We’re very grateful to have been a part of supporting these men and helping them to tell their stories. A big thank you to everyone who helped to make this video possible, including the Government of Canada, Andrews Street Family Centre, Mount Carmel Clinic, North Point Douglas Women’s Centre, Mitch Bourbonniere’s team, the facilitators, coordinator, evaluators, and of course, the men themselves! 

If you haven’t seen the video yet and you want to watch it, you can find it on YouTube here or watch below. Don’t forget to share it, like it, and subscribe to our channel in order to receive updates on any future videos as well.

 

Guest Contributor: Lee Spence – Supports for Dads Update

One of the activity areas that we’re currently developing further is the Supports for Dads prototype, which was created with the goal of responding to a gap in services for a particular demographic of men who are experiencing significant barriers. Our society’s social policies have been formed in a way that has not prioritized family togetherness and so often we see that men are excluded from their own families due to systemic barriers. This means that they have a more difficult time accessing the supports and resources they require such as housing, health, and even parenting programs designed for men.

 

Through our research we learned that men wanted more opportunities to connect with one another in a supportive and culturally safe environment. By teaming up with the North Point Douglas Women’s Centre and Mitch Bourbonniere’s team of qualified facilitators, we were able to test out this idea and saw a very positive response.
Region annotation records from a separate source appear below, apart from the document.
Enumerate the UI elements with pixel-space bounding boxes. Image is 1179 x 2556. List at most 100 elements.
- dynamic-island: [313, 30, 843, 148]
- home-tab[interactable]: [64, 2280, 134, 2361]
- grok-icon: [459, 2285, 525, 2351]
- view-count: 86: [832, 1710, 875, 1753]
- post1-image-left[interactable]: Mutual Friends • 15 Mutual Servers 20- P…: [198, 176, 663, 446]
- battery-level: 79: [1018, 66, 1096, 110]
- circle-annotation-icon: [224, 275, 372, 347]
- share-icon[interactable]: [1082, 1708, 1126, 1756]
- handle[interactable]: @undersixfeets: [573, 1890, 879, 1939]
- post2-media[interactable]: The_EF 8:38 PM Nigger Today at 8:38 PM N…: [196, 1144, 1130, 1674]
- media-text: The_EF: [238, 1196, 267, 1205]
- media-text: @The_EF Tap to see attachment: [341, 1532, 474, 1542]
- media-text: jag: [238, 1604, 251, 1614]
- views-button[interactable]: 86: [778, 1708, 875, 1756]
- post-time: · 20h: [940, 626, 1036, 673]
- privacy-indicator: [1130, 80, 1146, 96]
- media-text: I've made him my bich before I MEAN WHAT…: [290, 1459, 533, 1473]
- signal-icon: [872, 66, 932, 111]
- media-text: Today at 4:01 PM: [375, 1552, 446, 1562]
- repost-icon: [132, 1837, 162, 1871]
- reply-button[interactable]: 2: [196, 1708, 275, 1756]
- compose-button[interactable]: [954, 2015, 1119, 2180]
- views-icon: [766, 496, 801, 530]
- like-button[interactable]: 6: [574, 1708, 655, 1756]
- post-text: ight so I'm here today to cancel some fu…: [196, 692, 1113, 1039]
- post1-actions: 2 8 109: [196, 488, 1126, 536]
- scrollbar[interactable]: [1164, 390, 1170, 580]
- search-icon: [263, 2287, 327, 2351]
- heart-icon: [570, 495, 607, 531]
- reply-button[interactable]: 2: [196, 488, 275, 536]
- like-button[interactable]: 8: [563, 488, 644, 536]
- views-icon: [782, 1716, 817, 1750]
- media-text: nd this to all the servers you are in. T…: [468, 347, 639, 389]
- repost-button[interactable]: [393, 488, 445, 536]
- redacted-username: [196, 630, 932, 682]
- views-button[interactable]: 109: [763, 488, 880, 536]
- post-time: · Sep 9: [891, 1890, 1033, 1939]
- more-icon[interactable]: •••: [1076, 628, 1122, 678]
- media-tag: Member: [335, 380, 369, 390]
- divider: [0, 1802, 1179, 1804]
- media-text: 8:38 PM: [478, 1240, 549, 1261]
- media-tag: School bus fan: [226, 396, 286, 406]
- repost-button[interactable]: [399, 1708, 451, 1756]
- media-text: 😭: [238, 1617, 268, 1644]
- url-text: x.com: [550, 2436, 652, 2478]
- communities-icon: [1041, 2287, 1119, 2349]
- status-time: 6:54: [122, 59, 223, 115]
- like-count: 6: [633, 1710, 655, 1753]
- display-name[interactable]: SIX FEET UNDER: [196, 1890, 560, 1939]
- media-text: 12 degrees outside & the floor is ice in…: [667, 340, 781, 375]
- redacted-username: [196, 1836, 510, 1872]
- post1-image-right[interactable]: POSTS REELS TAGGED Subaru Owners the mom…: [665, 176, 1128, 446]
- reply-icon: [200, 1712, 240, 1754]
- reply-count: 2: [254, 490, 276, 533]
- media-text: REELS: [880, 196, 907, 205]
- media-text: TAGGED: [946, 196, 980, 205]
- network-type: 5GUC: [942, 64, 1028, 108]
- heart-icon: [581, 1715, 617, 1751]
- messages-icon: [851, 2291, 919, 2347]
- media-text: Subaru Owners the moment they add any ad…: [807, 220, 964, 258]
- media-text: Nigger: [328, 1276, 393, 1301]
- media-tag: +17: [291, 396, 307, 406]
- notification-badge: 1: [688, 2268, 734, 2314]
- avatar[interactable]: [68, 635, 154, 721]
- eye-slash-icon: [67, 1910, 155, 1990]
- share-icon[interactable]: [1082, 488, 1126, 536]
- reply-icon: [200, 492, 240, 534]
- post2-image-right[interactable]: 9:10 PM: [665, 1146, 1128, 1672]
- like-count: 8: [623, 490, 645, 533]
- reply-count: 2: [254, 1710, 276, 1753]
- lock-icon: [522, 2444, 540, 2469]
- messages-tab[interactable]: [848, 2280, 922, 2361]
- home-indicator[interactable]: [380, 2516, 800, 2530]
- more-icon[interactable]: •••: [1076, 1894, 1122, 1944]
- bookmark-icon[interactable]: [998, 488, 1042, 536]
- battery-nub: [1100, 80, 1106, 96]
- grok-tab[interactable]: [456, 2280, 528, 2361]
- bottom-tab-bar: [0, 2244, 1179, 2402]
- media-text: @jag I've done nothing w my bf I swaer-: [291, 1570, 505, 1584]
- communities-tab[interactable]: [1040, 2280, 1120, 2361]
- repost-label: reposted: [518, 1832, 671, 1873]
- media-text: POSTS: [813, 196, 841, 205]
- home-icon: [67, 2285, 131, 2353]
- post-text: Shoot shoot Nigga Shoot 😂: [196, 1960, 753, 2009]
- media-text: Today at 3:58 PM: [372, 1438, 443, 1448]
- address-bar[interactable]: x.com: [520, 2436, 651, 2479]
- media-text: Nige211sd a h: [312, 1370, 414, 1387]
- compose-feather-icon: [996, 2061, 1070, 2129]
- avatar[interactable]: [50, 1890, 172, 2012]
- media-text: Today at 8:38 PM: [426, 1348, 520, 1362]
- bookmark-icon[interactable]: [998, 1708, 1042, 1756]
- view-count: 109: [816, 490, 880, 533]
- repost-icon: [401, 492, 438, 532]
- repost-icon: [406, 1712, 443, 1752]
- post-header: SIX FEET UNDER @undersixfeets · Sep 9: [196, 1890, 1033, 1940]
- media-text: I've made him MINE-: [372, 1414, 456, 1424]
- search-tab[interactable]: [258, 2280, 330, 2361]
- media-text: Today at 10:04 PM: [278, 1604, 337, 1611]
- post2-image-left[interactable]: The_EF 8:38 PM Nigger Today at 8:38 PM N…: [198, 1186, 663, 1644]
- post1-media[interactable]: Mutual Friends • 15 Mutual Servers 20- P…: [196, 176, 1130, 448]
Now this idea is being prototyped at a larger scale, thanks to funding from the Government of Canada, so we’ve hired a coordinator, Lee Spence, to help facilitate the growth of this activity area.

 

Lee has shared some of the learnings and impact that she has taken away from this experience so far:

 

We’ve been very lucky to further develop and scale our Supports for Dads prototype alongside three dedicated community partner organizations: Mount Carmel Clinic, North Point Douglas Women’s Centre, and Andrew’s Street Family Centre. Each of these organizations are providing space for men to meet one another, eat delicious food, laugh and talk, build their skills, and learn about resources for themselves and their families. Through these activities, men have an opportunity to access cultural ceremonies and sit in circle to nourish their spirit.

 

The Supports for Dads prototype is really demonstrating how allowing space for men to heal themselves and support others in a group setting is needed within our community. The men who attend have expressed how important these circles are in helping them to voice their feelings and thoughts in a non-judgemental environment with other men. 

 

We’ve learned how valuable it is for men to lead other men and create opportunities to participate in ceremony. This has been pivotal in their healing journeys, and we have found that when men have space to heal themselves it creates a ripple effect with their families and communities.

 

The most impactful moment I’ve experienced during this process was when I sat in a circle with twenty men who shared openly about their experiences with trauma, allowing themselves to cry and show emotion in a comfortable and safe circle. It was beautiful witnessing men feel loved and supported by one another. The rawness and realness of this experience was life changing for me, and I was honoured to be invited into the circle. I was very moved by seeing and hearing men share how they have changed their path in life to better themselves, to the point where they can now give back to others and mentor youth in the community.